Now we're going to give you more details on the duration of business rescue proceedings, when they start and when they end.

According to iThemba Governance and Statutory Solutions, business rescue proceedings start when a company files a resolution for voluntary business rescue proceedings or applies to the court for consent to file such a resolution.

Business rescue proceeding can also begin when an affected person applies to the court for an order placing the company under supervision.

'A court can make an order placing a company under supervision during the course of liquidation proceedings, or proceedings to enforce a security interest.'

Please note that the proceedings can only start when such an order is granted by the court.

Business rescue proceedings come to an end under these circumstances:

The site explains that business rescue proceedings end when:
 

  • The court sets aside the resolution or order that began those proceedings or converted the proceedings to liquidation proceedings;
  • The business rescue practitioner has filed a notice of termination of business rescue proceedings with the Commission; or
  • A business rescue plan has been either proposed and rejected or adopted.


What happens if business rescue proceedings don't end within three months?
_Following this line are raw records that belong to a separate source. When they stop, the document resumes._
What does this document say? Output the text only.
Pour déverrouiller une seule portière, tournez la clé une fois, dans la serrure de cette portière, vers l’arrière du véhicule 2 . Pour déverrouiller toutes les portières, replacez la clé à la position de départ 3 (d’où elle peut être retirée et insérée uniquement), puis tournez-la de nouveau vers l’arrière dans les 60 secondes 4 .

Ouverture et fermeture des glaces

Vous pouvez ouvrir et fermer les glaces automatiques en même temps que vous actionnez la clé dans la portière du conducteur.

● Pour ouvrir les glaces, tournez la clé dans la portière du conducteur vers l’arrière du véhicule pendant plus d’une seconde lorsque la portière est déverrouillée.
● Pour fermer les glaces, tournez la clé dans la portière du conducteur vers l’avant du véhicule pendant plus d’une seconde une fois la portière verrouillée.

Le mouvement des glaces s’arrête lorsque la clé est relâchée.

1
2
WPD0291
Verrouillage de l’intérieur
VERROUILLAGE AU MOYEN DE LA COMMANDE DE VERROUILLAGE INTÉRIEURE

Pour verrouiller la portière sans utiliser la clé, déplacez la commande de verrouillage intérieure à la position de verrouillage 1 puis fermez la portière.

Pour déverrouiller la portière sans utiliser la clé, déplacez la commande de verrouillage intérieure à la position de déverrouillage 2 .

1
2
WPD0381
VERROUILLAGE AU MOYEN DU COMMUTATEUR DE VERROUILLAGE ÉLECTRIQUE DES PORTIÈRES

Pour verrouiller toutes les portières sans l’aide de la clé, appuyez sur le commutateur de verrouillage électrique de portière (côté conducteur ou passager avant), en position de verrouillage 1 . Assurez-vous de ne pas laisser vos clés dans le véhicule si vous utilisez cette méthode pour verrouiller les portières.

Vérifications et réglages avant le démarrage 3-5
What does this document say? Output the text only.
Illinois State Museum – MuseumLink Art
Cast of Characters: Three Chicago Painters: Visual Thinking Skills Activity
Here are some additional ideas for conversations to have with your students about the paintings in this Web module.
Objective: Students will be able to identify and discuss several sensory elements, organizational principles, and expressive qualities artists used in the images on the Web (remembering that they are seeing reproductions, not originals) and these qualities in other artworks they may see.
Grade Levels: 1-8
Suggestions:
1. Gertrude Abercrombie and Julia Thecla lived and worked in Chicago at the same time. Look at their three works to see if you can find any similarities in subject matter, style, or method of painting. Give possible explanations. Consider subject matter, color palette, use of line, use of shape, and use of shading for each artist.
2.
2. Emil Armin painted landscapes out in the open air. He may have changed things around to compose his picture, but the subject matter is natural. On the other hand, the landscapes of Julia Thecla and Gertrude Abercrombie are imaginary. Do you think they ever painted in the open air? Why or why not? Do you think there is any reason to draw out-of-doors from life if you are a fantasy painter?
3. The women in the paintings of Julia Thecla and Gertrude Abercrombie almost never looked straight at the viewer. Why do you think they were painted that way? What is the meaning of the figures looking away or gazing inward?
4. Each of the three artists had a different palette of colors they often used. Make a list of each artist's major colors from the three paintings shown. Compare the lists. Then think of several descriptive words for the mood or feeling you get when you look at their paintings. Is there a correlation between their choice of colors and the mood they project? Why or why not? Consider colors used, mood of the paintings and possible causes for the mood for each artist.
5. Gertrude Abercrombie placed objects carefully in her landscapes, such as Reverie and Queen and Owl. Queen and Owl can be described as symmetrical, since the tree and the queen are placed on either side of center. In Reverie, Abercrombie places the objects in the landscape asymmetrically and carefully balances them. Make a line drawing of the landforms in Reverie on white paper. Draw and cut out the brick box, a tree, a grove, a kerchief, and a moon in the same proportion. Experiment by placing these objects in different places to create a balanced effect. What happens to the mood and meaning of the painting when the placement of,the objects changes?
iThemba Governance and Statutory Solutions explains that if a company's business rescue proceedings have not ended within three months after the start thereof, the business rescue practitioner must prepare a monthly report on the progress of the proceedings.

He must do this until the business rescue process comes to an end. The report is intended for people affected by the proceedings, the court (if subject to a court order) and the Companies and Intellectual Property Commission (CIPC).

Knowing about the duration of business rescue proceedings will bring you a step closer to understanding this process.